The question is, does age matter in what? Usually, this question is motivated by two main needs. First, does age matter in promotion and does it matter in the rate of promotion? Second, I have observed a reverse ageism where some younger staff feel that they will not be taken seriously by others due to their relatively young age.
I have written about the concept of promotion but it is important to reiterate that promotion is a recognition of the ability of the employee to assume the role and responsibility at the next level.
An employee may have the best results or achieve the highest work outputs but that does not mean an automatic promotion.
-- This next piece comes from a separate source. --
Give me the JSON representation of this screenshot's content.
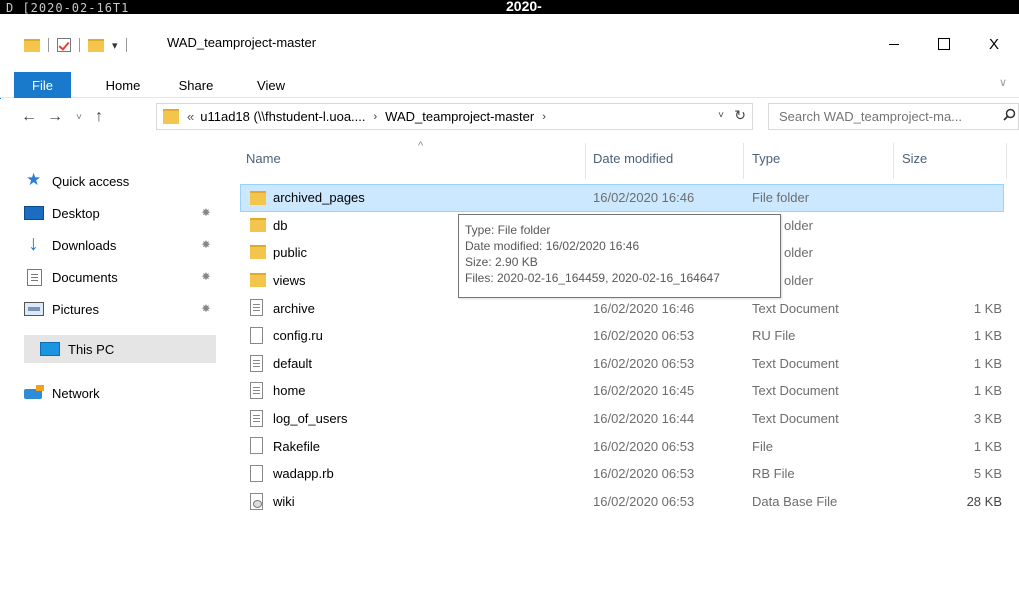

Leaders Should Promote People to Success
Leaders should promote people to success, meaning to invest time and effort to assess, stretch, guide and coach the staff so that he/she stands the highest chance of success at the next year. Whether to promote someone depends on the promotion criteria set by the company. I would recommend the following promotion criteria:
1. Consistent good performance 2. Demonstration of company competencies or core values at the current level 3. Ability to demonstrate company competencies or core values at the next level 4. Existence of possible career derailers
1. Consistent Good Performance
Consistency in good performance means a proven track record of meeting and sometimes exceeding work goals. The consistency in good performance demonstrates to the company that work achievements are due to the consistent personal effort and not due to external fortuitous factors or one-off performance. Achievements against time served by the employee should be used as the basis of promotion evaluation instead of simply using time served in the company. Time served does not automatically equate to the right to be promoted and the lack of tenure in the company should not be a barrier to promotion. How a staff demonstrate his/her job and organisational competencies is most important regardless of age.
2. Demonstration of Company Competencies or Core Values at the Current Level
Next, the employee should demonstrate most if not all the company’s competencies or core values at the current level in an exceeding manner. For example, an employee could be proactive, go beyond what is required and be independent in demonstrating the company’s core values. This shows that the employee possesses the required competencies at the current job level.
3. Ability to Demonstrate Company Competencies or Core Values at the Next Level
On the other hand, an employee who has the best results or the best skills but does not demonstrate the company’s core values, should not be considered for promotion. To be promoted, the employee should also show the ability to demonstrate the required competencies or core values at the next job level. This is to show that the employee is fit for the role and not just good at doing the job at the current level.
4. Existence of Possible Career Derailers
Lastly, consider whether there are any possible triggers or behaviours that will derail the employee’s career. Marshall Goldsmith, an internationally renowned leadership coach, identified a total of 20 habits in his book, ‘What Got You Here, Won’t Get You There,” that might stall an employee’s career. Limiting behaviours such as not listening, passing judgment, failing to give proper recognition and playing favourites etc. While the possession of these career derailers should not automatically torpedo a promotion, leaders should evaluate whether these career derailers will hamper the employee’s ability to perform effectively at the next level.
Age should not and does not matter in promotion. Companies and leaders need to actively debunk and defeat ageism and reverse ageism in the workplace by adopting the right concept of promotion with a clear and transparent promotion criteria that recognise and develop the right person for the role.